- The most common eyesight issue is blurred vision, or a lack of sharpness when looking at objects either near or far. Blurred vision is often a symptom of myopia (nearsightedness), hyperopia (farsightedness), astigmatism or presbyopia. Nearly every person experiences presbyopia, which is a loss of elasticity in the eye lens that makes it more difficult to read the newspaper when held too close. Other possible causes of blurred vision are macular degeneration, trauma to the cornea, fungal eye infection and photokeratitis.
- A person experiencing night blindness will have trouble seeing in low light situations. When walking from a bright room into a dark room, like into a movie theater, the eyes do not adjust, or take much longer to adjust to the light conditions. Night blindness makes it difficult to drive at night, see stars or walk through dark rooms. Night blindness can be a side effect of myopia or an inherited, untreatable condition called retinitis pigmentosa. Cataracts can also be a cause of night blindness. This is a common eye problem for elderly patients. Other symptoms of cataracts are cloudy vision and halos appearing around lights at night.

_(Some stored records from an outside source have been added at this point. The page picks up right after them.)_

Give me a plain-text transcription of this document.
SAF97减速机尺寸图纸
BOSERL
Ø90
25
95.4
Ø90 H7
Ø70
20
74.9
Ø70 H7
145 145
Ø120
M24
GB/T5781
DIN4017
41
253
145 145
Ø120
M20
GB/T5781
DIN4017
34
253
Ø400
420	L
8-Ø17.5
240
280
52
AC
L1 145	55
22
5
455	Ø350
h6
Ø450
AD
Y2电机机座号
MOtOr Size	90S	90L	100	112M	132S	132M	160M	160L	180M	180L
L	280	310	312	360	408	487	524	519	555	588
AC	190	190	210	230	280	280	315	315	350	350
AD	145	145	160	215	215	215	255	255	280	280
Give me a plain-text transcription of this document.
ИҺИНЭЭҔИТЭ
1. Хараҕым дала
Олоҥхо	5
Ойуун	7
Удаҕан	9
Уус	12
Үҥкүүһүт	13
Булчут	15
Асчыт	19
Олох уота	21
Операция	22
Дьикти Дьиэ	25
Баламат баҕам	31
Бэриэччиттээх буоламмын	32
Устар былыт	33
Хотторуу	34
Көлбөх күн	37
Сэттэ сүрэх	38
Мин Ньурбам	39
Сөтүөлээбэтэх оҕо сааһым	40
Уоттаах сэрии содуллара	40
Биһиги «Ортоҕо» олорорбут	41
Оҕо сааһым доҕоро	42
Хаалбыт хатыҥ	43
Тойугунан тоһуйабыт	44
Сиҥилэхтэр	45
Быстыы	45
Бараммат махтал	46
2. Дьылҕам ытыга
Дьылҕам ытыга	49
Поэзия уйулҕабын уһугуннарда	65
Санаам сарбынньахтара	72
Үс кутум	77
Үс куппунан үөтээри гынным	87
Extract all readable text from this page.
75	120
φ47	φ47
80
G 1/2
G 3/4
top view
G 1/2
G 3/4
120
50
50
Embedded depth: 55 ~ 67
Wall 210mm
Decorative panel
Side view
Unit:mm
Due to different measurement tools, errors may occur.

- Cataracts are just one eye issue that causes halos. Migraine headaches are sometimes preceded by spots of light or halos. Some drugs or contact problems can cause halos. Problems with the cornea, such as edema swelling or scar tissue, can cause the eye to see halos.
- Blind spots in your vision are reason to see an ophthalmologist immediately. Glaucoma can happen gradually or suddenly, and is a leading cause of blindness. Diabetic retinopathy may also present itself with shadows or blind spots.
- Floaters, a gray or black dot, squiggly line, cloud or other shape that floats across the line of vision, are normal. These are gelatinous particles floating on the liquid vitreous in the eye. Floaters are more common as the eye ages. Floaters are not a cause for concern unless many appear suddenly, possibly accompanied by flashes of light. This could be a symptom of retinal detachment.